I could have expounded in much greater detail Tillman’s offenses in the name of supremely flawed ideals and hatred, but they are easy enough to find online or in history books now, and my point regarding his name on a treasured landmark has been made. Knowing all this now, I am in favor of renaming Tillman Hall. I would be happy for the sake of historical continuity if it went back to being Main Hall. But this whole furor troubles me on another level that places me among those that could live with Tillman Hall remaining Tillman Hall.
I worked hard for four and half years to earn my four year Mechanical Engineering degree from Clemson University. For all of that time and all the time in the almost 30 years since my graduation (until the current controversy arose) I did not even once stop to consider who Tillman was. Tillman to me was a beautiful building of red brick, classic architecture, and a big clock, not a former Governor and Senator. I am sure I am not in the minority in this. Just as I am sure innumerable other institutions and municipalities across this nation have buildings bearing the names of people with skeletons in their closets (or openly sitting on their sofas) without most people even realizing it. In that sense, the names of segregationists, white supremacists, philanderers, wife beaters, cheaters, and all manner of shady human beings have been stripped of their original meaning and association, and been repurposed as names of steel and stone structures that benefit people, that mean something positive to people. Those bloody swords have already been beaten to ploughshares.

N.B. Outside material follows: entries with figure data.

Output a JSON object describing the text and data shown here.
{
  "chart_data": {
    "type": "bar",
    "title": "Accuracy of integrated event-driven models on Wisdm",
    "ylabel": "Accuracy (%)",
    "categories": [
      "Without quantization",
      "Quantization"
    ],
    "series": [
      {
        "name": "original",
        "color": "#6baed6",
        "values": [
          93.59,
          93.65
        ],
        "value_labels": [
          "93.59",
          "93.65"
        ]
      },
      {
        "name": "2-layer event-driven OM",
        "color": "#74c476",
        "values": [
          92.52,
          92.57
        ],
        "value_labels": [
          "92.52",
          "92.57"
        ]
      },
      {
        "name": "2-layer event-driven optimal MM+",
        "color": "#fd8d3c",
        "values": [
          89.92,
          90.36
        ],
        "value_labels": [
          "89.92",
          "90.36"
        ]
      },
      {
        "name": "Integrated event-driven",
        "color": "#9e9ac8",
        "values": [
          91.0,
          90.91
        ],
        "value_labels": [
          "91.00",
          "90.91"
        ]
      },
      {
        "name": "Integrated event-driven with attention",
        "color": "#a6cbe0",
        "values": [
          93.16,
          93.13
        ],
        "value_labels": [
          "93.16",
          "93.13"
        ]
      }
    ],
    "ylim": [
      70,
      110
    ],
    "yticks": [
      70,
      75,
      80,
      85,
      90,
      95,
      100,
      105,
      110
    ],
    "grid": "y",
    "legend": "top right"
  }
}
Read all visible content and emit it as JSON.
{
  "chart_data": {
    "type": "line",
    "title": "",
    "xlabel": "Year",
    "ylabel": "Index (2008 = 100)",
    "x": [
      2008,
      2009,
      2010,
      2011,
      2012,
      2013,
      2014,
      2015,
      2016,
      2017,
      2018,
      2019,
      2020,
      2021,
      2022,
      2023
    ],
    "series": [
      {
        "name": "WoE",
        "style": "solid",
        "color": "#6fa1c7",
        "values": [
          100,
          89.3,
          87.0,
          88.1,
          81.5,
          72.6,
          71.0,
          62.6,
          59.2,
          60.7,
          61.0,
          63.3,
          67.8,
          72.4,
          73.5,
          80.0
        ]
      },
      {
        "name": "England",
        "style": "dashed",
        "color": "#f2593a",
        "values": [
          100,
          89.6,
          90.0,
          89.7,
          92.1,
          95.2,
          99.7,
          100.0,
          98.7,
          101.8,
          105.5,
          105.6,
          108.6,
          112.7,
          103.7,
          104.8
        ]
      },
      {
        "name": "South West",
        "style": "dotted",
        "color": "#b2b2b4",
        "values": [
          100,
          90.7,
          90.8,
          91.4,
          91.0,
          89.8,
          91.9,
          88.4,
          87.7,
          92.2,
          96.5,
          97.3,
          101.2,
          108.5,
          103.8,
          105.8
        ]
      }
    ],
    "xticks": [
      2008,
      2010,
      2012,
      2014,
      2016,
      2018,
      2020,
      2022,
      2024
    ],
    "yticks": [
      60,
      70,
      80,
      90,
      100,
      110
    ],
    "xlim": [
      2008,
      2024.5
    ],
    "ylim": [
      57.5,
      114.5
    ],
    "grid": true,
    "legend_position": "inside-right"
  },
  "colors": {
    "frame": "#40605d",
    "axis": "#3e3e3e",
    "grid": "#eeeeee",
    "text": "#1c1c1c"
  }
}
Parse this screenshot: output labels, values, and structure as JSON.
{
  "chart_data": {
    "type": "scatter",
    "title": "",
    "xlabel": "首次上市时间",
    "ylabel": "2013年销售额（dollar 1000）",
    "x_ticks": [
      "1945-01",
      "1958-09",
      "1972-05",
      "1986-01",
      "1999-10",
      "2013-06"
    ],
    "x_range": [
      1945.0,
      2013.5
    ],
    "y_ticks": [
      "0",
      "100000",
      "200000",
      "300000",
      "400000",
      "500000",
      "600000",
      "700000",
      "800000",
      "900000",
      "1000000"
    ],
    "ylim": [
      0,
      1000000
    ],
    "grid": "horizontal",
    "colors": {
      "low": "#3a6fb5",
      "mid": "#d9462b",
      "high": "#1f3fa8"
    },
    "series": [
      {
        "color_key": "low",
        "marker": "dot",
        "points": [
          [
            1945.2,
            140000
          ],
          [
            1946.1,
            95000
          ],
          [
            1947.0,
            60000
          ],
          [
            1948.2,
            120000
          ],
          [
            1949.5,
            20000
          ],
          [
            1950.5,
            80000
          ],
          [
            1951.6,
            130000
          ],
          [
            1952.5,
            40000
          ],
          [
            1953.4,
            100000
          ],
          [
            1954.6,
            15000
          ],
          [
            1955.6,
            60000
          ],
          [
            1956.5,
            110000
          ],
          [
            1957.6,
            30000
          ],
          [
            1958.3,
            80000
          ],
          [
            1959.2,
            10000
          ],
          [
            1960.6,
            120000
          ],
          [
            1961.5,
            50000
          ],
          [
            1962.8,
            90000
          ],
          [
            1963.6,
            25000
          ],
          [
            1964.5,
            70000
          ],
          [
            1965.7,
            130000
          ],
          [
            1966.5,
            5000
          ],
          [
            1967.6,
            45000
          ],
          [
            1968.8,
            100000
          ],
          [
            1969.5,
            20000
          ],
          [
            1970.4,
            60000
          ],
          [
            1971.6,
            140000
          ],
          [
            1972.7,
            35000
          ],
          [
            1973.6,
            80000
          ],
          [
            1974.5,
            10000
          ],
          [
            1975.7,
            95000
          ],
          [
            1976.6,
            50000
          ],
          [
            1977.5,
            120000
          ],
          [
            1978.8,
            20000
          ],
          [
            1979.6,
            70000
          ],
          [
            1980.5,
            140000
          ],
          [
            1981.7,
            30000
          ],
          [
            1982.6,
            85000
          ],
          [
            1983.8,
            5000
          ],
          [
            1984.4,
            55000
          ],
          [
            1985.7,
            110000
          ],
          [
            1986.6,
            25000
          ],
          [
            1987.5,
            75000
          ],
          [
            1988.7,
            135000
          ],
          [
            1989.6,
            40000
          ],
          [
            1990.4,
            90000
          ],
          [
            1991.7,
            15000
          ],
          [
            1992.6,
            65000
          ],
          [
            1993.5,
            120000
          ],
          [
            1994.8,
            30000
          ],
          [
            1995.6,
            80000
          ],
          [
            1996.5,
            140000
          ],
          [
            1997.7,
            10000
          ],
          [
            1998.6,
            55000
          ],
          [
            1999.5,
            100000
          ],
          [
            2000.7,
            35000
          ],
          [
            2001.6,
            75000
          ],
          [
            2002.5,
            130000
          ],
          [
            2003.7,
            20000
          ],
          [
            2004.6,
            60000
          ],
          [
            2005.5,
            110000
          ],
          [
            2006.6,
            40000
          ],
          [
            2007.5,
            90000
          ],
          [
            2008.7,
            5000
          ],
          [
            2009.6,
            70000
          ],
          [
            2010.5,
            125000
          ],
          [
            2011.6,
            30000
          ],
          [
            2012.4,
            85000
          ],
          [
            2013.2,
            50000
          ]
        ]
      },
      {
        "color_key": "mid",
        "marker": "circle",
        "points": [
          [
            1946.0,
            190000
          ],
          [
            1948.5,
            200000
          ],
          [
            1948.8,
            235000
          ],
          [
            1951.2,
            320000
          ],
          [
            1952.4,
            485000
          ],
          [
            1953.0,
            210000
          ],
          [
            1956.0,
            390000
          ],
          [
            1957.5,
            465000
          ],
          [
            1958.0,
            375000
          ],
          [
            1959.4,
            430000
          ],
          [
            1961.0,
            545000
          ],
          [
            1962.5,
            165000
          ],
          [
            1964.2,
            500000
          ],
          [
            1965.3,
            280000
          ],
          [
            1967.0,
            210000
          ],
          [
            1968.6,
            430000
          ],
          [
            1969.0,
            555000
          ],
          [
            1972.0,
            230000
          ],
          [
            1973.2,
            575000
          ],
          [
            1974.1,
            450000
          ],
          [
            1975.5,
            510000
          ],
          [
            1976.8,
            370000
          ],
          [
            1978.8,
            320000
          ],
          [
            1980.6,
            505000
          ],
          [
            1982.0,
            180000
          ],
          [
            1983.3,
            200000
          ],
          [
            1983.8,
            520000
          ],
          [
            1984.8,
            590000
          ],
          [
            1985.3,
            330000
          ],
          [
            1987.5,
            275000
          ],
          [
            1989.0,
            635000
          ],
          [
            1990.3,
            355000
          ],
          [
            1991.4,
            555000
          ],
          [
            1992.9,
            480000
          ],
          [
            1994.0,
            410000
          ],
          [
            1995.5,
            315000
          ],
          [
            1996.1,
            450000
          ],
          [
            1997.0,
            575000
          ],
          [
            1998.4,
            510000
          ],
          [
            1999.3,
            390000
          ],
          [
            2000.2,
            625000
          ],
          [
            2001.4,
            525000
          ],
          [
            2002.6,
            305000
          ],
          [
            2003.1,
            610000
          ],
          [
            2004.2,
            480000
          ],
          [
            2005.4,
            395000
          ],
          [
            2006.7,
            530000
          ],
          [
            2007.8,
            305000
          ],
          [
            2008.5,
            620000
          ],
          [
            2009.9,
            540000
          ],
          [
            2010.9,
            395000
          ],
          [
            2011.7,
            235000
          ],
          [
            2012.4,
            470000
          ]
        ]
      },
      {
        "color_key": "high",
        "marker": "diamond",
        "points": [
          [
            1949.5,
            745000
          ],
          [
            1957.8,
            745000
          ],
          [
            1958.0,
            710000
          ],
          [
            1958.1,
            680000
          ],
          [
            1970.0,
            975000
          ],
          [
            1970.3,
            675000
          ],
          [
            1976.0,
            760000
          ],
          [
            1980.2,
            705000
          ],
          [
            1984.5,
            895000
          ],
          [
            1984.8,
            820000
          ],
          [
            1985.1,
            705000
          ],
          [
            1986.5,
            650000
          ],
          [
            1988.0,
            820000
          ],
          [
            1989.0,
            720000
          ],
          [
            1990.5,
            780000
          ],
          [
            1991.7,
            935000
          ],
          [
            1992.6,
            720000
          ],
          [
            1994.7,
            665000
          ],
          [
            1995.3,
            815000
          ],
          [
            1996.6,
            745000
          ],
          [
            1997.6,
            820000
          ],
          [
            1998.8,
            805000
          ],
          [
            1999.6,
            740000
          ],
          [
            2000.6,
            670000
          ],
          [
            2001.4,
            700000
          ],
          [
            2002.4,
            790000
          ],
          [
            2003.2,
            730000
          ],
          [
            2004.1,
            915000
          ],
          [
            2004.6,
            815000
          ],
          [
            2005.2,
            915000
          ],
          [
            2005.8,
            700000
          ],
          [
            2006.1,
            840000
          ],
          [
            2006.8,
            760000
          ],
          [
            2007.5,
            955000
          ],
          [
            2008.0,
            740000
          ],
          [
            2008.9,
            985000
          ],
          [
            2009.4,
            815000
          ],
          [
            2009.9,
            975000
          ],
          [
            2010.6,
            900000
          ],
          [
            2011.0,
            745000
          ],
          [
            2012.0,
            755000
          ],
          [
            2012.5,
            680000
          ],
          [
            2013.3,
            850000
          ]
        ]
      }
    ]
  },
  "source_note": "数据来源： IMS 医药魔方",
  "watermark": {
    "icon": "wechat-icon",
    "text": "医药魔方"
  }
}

The greater lessons of the past are with us, the greater sins of the past are still borne by us. Is it truly beneficial to investigate the trees when we know the forest so well? Right now racial tension in the US is higher than I have ever seen it in my adult life. In the Middle East and the Indian sub-continent gender discrimination is measured by the ever rising number of mutilated and murdered women and girls. Around the globe sweat shops enslave children and adults alike to service the insatiable appetite of the economic/industrial beast. Reviving old grudges serves no purpose other than making old wounds raw, and does not directly address the tensions and inequalities that still threaten to drown society today. Change the name of Tillman Hall now that particular Pandora’s Box has been opened. Move on to something greater. Nobody is counting brownie points earned from unearthing the dead who long ago lost their fight.